In that day and age it would have astonished no one in Hallamside to see that, though the night was well advanced and his work over some hours earlier, he was still dressed in his working clothes. Only the clogs and the sacking apron had been folded and put away in their customary drawer; for the rest, he still wore the heavy flannel shirt and, round his neck, his sweat scarf, the badge of his trade. Almost luminous in the gloom, it gave to his close-cropped head an odd, disembodied look.
He turned for yet another look at the small bedroom window of No. 17, its upper sash lowered for the sake of a breath of air in the autumn night – a most unusual circumstance in a neighbourhood not much given to allowing the winds of God into its homes.
The window was now only faintly lit by the glow of candle-light, since Lizzie had asked him to draw the curtains for respectability‘s sake. He had gladly, almost feverishly, agreed to her request, hoping that the curtains‘ none-too-heavy folds and Lizzie‘s none-too-perfect hearing might muffle the crump of any distant explosion. For, on the principle that she had other and more pressing matters in hand, he had kept from her all knowledge of the air-raid which had drawn most of his neighbours out into the streets of Grimesmoor. She‘s got enough on, he told himself. Best if she can rest while she‘s got the chance, at least until the worst‘s over.
Along with a growing sense of unease, this thought also brought with it the realization that still, after such an unconscionable time, no sound came from that partly-open window. He was puzzled to know what he ought to do, the more so because of that disturbing silence. At any other time, he told himself, his Lizzie lying awake could have been counted on to be singing one of her favourite and innumerable chapel hymns. ‘Throw Out the Life-Line‘ or ‘The Sands of Time are Sinking‘, perhaps. Either she was asleep, or –
He told himself that he must shake off his fears. He turned again to his solitary watch.

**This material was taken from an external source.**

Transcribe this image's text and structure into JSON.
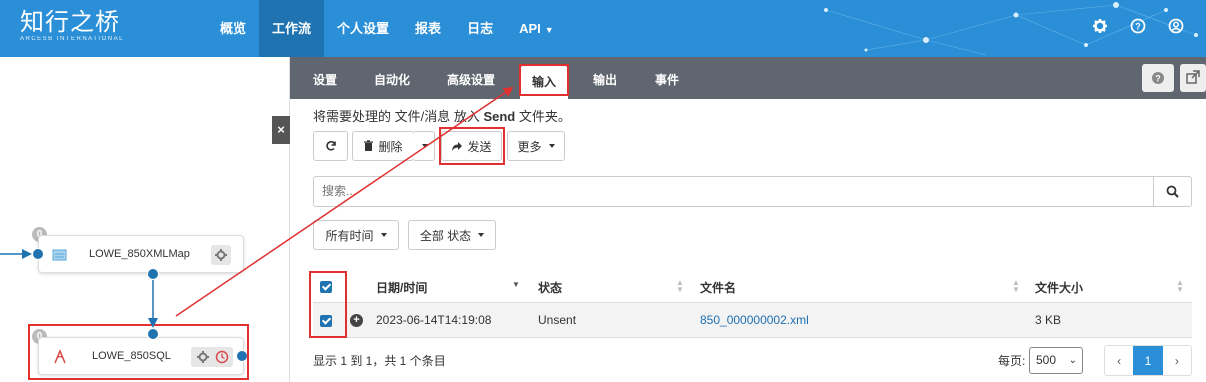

And, even as he did so, the call came.
‘Jim ! Jiiim – !‘
Fear clutched at his entrails as he thought he detected in the cry a note of concern none too firmly held in check. He wheeled round at once and half ran, half stumbled through the pitch dark of the entry, guided only by the lesser darkness of the sky at its end. His footfalls rang metallic and hollow like a passing-bell in its narrow confines. As he came out into the open yard, the night sky, reflecting one stray searchlight‘s beam, no longer seemed quite so dark.
He scrambled to his own door, careless of possible obstacles on the flagged walk, lifted the sneck, and stumbled through the crowded kitchen-cum-living-room, still filled with the smell of the new loaves that Lizzie had baked as her final task before taking to her bed.
He reached the foot of the narrow stairway, marking with renewed alarm the ominous silence from above. Almost falling in his haste to get to her, he scrambled up the steep flight of stairs and, even before he had crossed the threshold of the bedroom, called out,
‘What‘s up, love? What is it?‘
Lizzie Garrett‘s face, older than her years, softened at the sight of the white anxiety in his. Then, suddenly, the familiar smile belied her forty-odd summers.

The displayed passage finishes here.